00:00Est-ce que Trump a reculé finalement ?
00:01Oui, c'est une reculade.
00:03Mais elle était déjà perceptible dans son discours très décousu
00:07qui mêlait des fausses vérités,
00:09beaucoup de compliments adressés à lui-même.
00:12Il y avait quand même une phrase qui avait retenu tout le monde,
00:14commencée d'ailleurs par les bourses,
00:16c'est qu'il n'envisageait pas une action militaire sur le Groenland.

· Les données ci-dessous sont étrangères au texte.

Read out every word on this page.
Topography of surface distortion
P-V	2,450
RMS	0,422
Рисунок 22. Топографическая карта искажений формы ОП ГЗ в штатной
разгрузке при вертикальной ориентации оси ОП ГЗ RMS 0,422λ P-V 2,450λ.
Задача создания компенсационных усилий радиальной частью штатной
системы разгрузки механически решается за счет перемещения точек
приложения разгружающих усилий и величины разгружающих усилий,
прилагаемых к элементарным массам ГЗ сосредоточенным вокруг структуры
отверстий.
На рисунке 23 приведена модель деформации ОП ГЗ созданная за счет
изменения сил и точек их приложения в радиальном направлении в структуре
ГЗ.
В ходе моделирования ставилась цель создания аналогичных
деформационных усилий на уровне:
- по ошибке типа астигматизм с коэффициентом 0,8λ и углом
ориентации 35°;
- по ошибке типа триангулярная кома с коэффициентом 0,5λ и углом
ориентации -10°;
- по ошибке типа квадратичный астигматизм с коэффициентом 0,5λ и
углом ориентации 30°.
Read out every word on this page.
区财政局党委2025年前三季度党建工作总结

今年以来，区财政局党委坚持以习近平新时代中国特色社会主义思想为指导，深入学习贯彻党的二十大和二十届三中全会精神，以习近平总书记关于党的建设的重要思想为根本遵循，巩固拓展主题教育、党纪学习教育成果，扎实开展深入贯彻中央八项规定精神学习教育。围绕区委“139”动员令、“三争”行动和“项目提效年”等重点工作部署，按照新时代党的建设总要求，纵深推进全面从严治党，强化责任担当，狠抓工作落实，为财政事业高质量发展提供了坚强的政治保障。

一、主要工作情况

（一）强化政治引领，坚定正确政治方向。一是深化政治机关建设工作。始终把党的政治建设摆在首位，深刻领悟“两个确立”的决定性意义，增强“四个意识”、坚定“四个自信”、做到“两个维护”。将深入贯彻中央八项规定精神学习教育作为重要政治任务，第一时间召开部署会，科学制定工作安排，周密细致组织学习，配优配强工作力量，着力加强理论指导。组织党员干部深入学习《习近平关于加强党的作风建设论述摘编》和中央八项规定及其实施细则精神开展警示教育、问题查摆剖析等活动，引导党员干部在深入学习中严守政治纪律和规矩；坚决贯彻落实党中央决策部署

00:19Donc ensuite, les tweets ou les textos sont venus dire
00:24non seulement il n'y aura pas d'action militaire,
00:26non seulement il n'y aura pas des sanctions économiques et commerciales,
00:30mais nous avons même trouvé un accord avec le secrétaire général de l'OTAN.
00:34Alors, beaucoup de choses ont déjà été dites au cours de votre plateau.
00:37Il réclamait un titre de propriété dans son exposé à Davos.
00:42Et il l'a dit exactement comme ça, un titre de propriété.
00:44Un titre de propriété.
00:45Ça, ce n'est pas l'OTAN, ce n'est pas M. Rutt qui peut en décider.
00:49On l'a souvent répété, c'est un principe fondamental pour les Européens,
00:52mais c'est d'abord la décision des Groenlandais et des Danois.
00:55Donc après, ce qui est mis sur la table,
00:57c'est la possibilité de densifier finalement l'action de l'OTAN dans cette zone et aux Groenlandes,
01:03ce qui passe aussi là encore par un accord d'abord avec les Danois dans le cadre du traité de 2004.
01:11Ça montre quelque part que la méthode des Européens a fonctionné.
01:14Il y a eu le piège de l'OTAN, c'est-à-dire qu'ils sont quand même partis en déployant des troupes.
01:18Ils ont poussé Donald Trump à mieux réfléchir aux responsabilités qu'il allait prendre
01:24et à finalement resituer dans le cadre de l'OTAN, ce qui lui permet, lui, de sauver la face
01:29et sans doute de densifier, de trouver une solution de sécurisation.